Ma l’approvazione del pacchetto di aiuti per un totale di 95,6 miliardi di dollari, che adesso il Senato entro martedì ratificherà nuovamente per poi mandarlo sulla scrivania di Biden per la firma immediata, è stata non solo una improvvisa “conversione” ma un gesto da statista acuto, che potrebbe cambiare l’intero scenario del Congresso americano e gli equilibri politici all’interno del partito repubblicano. Con quel voto, consapevole o meno, Johnson ha dimostrato che “il re è nudo…”.
Trump potrebbe essere bypassato altre volte in aula prima delle prossime elezioni presidenziali di novembre in nome del compromesso. Addirittura Camera e Senato potrebbero votare anche sui migranti e la sicurezza ai confini, dove già esiste un’intesa nella seconda assemblea, che però Trump ha fatto congelare o sopprimere per non dare vantaggi a Biden. Johnson rischia anche il posto e molti repubblicani vorrebbero cacciarlo. Si salverebbe e potrebbe rimanere presidente della Camera fino a dicembre (anche lui è sottoposto a una riconferma elettorale) solo con l’appoggio dei democratici che sono disposti a farlo se continuerà a usare l’arma del compromesso e non dello scontro.
Con quel gesto, anche se si tratta di una scelta di politica estera, Johnson ha dimostrato che l’America può funzionare senza i dictat di Trump e senza i suoi veti ricevendo un plauso internazionale. Anzi funziona meglio e il Paese può tornare a esprimere, pur nelle differenze, un senso di unità che sembrava perduto per sempre. E di questa svolta si stanno accorgendo anche molti deputati repubblicani impauriti e terrorizzati dal pugno rigido che Trump sta imponendo al partito nella sua posizione di candidato predestinato a vincere la nomination dell’elefante a luglio.
Un altro segnale nuovo, un indicatore di molte cose che potrebbero cambiare o iniziare a modificarsi presto alla corte del sultano Donald, è il flop delle azioni nella sua società di media, crollate a picco in pochi giorni dopo essere stata quotata in borsa. Un secondo l’apparente rifiuto, dei candidati repubblicani alle prossime elezioni, a versare il 5% dei propri fondi elettorali a Trump nel caso pensassero di usare la sua immagine e il suo nome come sponsor o traino.

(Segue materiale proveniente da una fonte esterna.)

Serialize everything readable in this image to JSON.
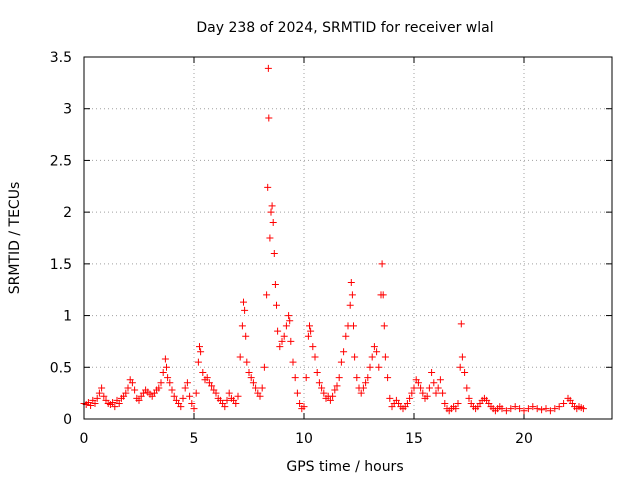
{
  "chart_data": {
    "type": "scatter",
    "title": "Day 238 of 2024, SRMTID for receiver wlal",
    "xlabel": "GPS time / hours",
    "ylabel": "SRMTID / TECUs",
    "xlim": [
      0,
      24
    ],
    "ylim": [
      0,
      3.5
    ],
    "xticks": [
      0,
      5,
      10,
      15,
      20
    ],
    "xtick_labels": [
      "0",
      "5",
      "10",
      "15",
      "20"
    ],
    "yticks": [
      0,
      0.5,
      1,
      1.5,
      2,
      2.5,
      3,
      3.5
    ],
    "ytick_labels": [
      "0",
      "0.5",
      "1",
      "1.5",
      "2",
      "2.5",
      "3",
      "3.5"
    ],
    "grid": true,
    "marker": "+",
    "color": "#ff0000",
    "series": [
      {
        "name": "SRMTID",
        "points": [
          [
            0.0,
            0.15
          ],
          [
            0.1,
            0.14
          ],
          [
            0.2,
            0.16
          ],
          [
            0.3,
            0.13
          ],
          [
            0.4,
            0.18
          ],
          [
            0.5,
            0.15
          ],
          [
            0.6,
            0.2
          ],
          [
            0.7,
            0.25
          ],
          [
            0.8,
            0.3
          ],
          [
            0.9,
            0.22
          ],
          [
            1.0,
            0.18
          ],
          [
            1.1,
            0.15
          ],
          [
            1.2,
            0.14
          ],
          [
            1.3,
            0.16
          ],
          [
            1.4,
            0.12
          ],
          [
            1.5,
            0.18
          ],
          [
            1.6,
            0.15
          ],
          [
            1.7,
            0.2
          ],
          [
            1.8,
            0.22
          ],
          [
            1.9,
            0.25
          ],
          [
            2.0,
            0.3
          ],
          [
            2.1,
            0.38
          ],
          [
            2.2,
            0.35
          ],
          [
            2.3,
            0.28
          ],
          [
            2.4,
            0.2
          ],
          [
            2.5,
            0.18
          ],
          [
            2.6,
            0.22
          ],
          [
            2.7,
            0.25
          ],
          [
            2.8,
            0.28
          ],
          [
            2.9,
            0.26
          ],
          [
            3.0,
            0.24
          ],
          [
            3.1,
            0.22
          ],
          [
            3.2,
            0.25
          ],
          [
            3.3,
            0.28
          ],
          [
            3.4,
            0.3
          ],
          [
            3.5,
            0.35
          ],
          [
            3.6,
            0.45
          ],
          [
            3.7,
            0.58
          ],
          [
            3.75,
            0.5
          ],
          [
            3.8,
            0.4
          ],
          [
            3.9,
            0.35
          ],
          [
            4.0,
            0.28
          ],
          [
            4.1,
            0.22
          ],
          [
            4.2,
            0.18
          ],
          [
            4.3,
            0.15
          ],
          [
            4.4,
            0.12
          ],
          [
            4.5,
            0.2
          ],
          [
            4.6,
            0.3
          ],
          [
            4.7,
            0.35
          ],
          [
            4.8,
            0.22
          ],
          [
            4.9,
            0.15
          ],
          [
            5.0,
            0.1
          ],
          [
            5.1,
            0.25
          ],
          [
            5.2,
            0.55
          ],
          [
            5.25,
            0.7
          ],
          [
            5.3,
            0.65
          ],
          [
            5.4,
            0.45
          ],
          [
            5.5,
            0.38
          ],
          [
            5.6,
            0.4
          ],
          [
            5.7,
            0.35
          ],
          [
            5.8,
            0.32
          ],
          [
            5.9,
            0.28
          ],
          [
            6.0,
            0.25
          ],
          [
            6.1,
            0.2
          ],
          [
            6.2,
            0.18
          ],
          [
            6.3,
            0.15
          ],
          [
            6.4,
            0.12
          ],
          [
            6.5,
            0.18
          ],
          [
            6.6,
            0.25
          ],
          [
            6.7,
            0.2
          ],
          [
            6.8,
            0.18
          ],
          [
            6.9,
            0.15
          ],
          [
            7.0,
            0.22
          ],
          [
            7.1,
            0.6
          ],
          [
            7.2,
            0.9
          ],
          [
            7.25,
            1.13
          ],
          [
            7.3,
            1.05
          ],
          [
            7.35,
            0.8
          ],
          [
            7.4,
            0.55
          ],
          [
            7.5,
            0.45
          ],
          [
            7.6,
            0.4
          ],
          [
            7.7,
            0.35
          ],
          [
            7.8,
            0.3
          ],
          [
            7.9,
            0.25
          ],
          [
            8.0,
            0.22
          ],
          [
            8.1,
            0.3
          ],
          [
            8.2,
            0.5
          ],
          [
            8.3,
            1.2
          ],
          [
            8.35,
            2.24
          ],
          [
            8.38,
            3.39
          ],
          [
            8.4,
            2.91
          ],
          [
            8.45,
            1.75
          ],
          [
            8.5,
            2.0
          ],
          [
            8.55,
            2.06
          ],
          [
            8.6,
            1.9
          ],
          [
            8.65,
            1.6
          ],
          [
            8.7,
            1.3
          ],
          [
            8.75,
            1.1
          ],
          [
            8.8,
            0.85
          ],
          [
            8.9,
            0.7
          ],
          [
            9.0,
            0.75
          ],
          [
            9.1,
            0.8
          ],
          [
            9.2,
            0.9
          ],
          [
            9.3,
            1.0
          ],
          [
            9.35,
            0.95
          ],
          [
            9.4,
            0.75
          ],
          [
            9.5,
            0.55
          ],
          [
            9.6,
            0.4
          ],
          [
            9.7,
            0.25
          ],
          [
            9.8,
            0.15
          ],
          [
            9.9,
            0.1
          ],
          [
            10.0,
            0.12
          ],
          [
            10.1,
            0.4
          ],
          [
            10.2,
            0.8
          ],
          [
            10.25,
            0.9
          ],
          [
            10.3,
            0.85
          ],
          [
            10.4,
            0.7
          ],
          [
            10.5,
            0.6
          ],
          [
            10.6,
            0.45
          ],
          [
            10.7,
            0.35
          ],
          [
            10.8,
            0.3
          ],
          [
            10.9,
            0.25
          ],
          [
            11.0,
            0.2
          ],
          [
            11.1,
            0.22
          ],
          [
            11.2,
            0.18
          ],
          [
            11.3,
            0.22
          ],
          [
            11.4,
            0.28
          ],
          [
            11.5,
            0.32
          ],
          [
            11.6,
            0.4
          ],
          [
            11.7,
            0.55
          ],
          [
            11.8,
            0.65
          ],
          [
            11.9,
            0.8
          ],
          [
            12.0,
            0.9
          ],
          [
            12.1,
            1.1
          ],
          [
            12.15,
            1.32
          ],
          [
            12.2,
            1.2
          ],
          [
            12.25,
            0.9
          ],
          [
            12.3,
            0.6
          ],
          [
            12.4,
            0.4
          ],
          [
            12.5,
            0.3
          ],
          [
            12.6,
            0.25
          ],
          [
            12.7,
            0.3
          ],
          [
            12.8,
            0.35
          ],
          [
            12.9,
            0.4
          ],
          [
            13.0,
            0.5
          ],
          [
            13.1,
            0.6
          ],
          [
            13.2,
            0.7
          ],
          [
            13.3,
            0.65
          ],
          [
            13.4,
            0.5
          ],
          [
            13.5,
            1.2
          ],
          [
            13.55,
            1.5
          ],
          [
            13.6,
            1.2
          ],
          [
            13.65,
            0.9
          ],
          [
            13.7,
            0.6
          ],
          [
            13.8,
            0.4
          ],
          [
            13.9,
            0.2
          ],
          [
            14.0,
            0.12
          ],
          [
            14.1,
            0.15
          ],
          [
            14.2,
            0.18
          ],
          [
            14.3,
            0.15
          ],
          [
            14.4,
            0.12
          ],
          [
            14.5,
            0.1
          ],
          [
            14.6,
            0.12
          ],
          [
            14.7,
            0.15
          ],
          [
            14.8,
            0.2
          ],
          [
            14.9,
            0.25
          ],
          [
            15.0,
            0.3
          ],
          [
            15.1,
            0.38
          ],
          [
            15.2,
            0.35
          ],
          [
            15.3,
            0.3
          ],
          [
            15.4,
            0.25
          ],
          [
            15.5,
            0.2
          ],
          [
            15.6,
            0.22
          ],
          [
            15.7,
            0.3
          ],
          [
            15.8,
            0.45
          ],
          [
            15.9,
            0.35
          ],
          [
            16.0,
            0.25
          ],
          [
            16.1,
            0.3
          ],
          [
            16.2,
            0.38
          ],
          [
            16.3,
            0.25
          ],
          [
            16.4,
            0.15
          ],
          [
            16.5,
            0.1
          ],
          [
            16.6,
            0.08
          ],
          [
            16.7,
            0.1
          ],
          [
            16.8,
            0.12
          ],
          [
            16.9,
            0.1
          ],
          [
            17.0,
            0.15
          ],
          [
            17.1,
            0.5
          ],
          [
            17.15,
            0.92
          ],
          [
            17.2,
            0.6
          ],
          [
            17.3,
            0.45
          ],
          [
            17.4,
            0.3
          ],
          [
            17.5,
            0.2
          ],
          [
            17.6,
            0.15
          ],
          [
            17.7,
            0.12
          ],
          [
            17.8,
            0.1
          ],
          [
            17.9,
            0.12
          ],
          [
            18.0,
            0.15
          ],
          [
            18.1,
            0.18
          ],
          [
            18.2,
            0.2
          ],
          [
            18.3,
            0.18
          ],
          [
            18.4,
            0.15
          ],
          [
            18.5,
            0.12
          ],
          [
            18.6,
            0.1
          ],
          [
            18.7,
            0.08
          ],
          [
            18.8,
            0.1
          ],
          [
            18.9,
            0.12
          ],
          [
            19.0,
            0.1
          ],
          [
            19.2,
            0.08
          ],
          [
            19.4,
            0.1
          ],
          [
            19.6,
            0.12
          ],
          [
            19.8,
            0.1
          ],
          [
            20.0,
            0.08
          ],
          [
            20.2,
            0.1
          ],
          [
            20.4,
            0.12
          ],
          [
            20.6,
            0.1
          ],
          [
            20.8,
            0.09
          ],
          [
            21.0,
            0.1
          ],
          [
            21.2,
            0.08
          ],
          [
            21.4,
            0.1
          ],
          [
            21.6,
            0.12
          ],
          [
            21.8,
            0.15
          ],
          [
            22.0,
            0.2
          ],
          [
            22.1,
            0.18
          ],
          [
            22.2,
            0.15
          ],
          [
            22.3,
            0.12
          ],
          [
            22.4,
            0.1
          ],
          [
            22.5,
            0.12
          ],
          [
            22.6,
            0.11
          ],
          [
            22.7,
            0.1
          ]
        ]
      }
    ]
  }
}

Tra poche ore l’ex presidente dovrà affrontare l’inizio del dibattimento nel primo processo criminale che si tiene a Manhattan. Seguiranno a raffica gli altri in Georgia, Florida e Washington DC e ci sarà anche in settimana il pronunciamento della Corte Suprema sulla sua immunità presidenziale
Trump rimarrà bloccato 5 giorni a settimana nelle aule dei tribunali e Biden sarà libero di fare campagna elettorale nel resto dell’America. In una situazione così fluida e incerta anche i sondaggi e le opinioni potrebbero modificarsi in fretta. E se i MAGA gli rimarranno vicino a ogni costo, il loro voto da solo non basta a riportarlo alla Casa Bianca. Ancor meno a condizionare quello delle giurie popolari chiamate a valutarlo per i 94 reati di cui è accusato, dalla frode amministrativa e fiscale alla falsificazione del voto elettorale, fino all’incitamento che ha portato all’assalto del Congresso il 6 gennaio 2021. Tutti fantasmi che potrebbero tornare in aula o nelle schede elettorali il 5 novembre.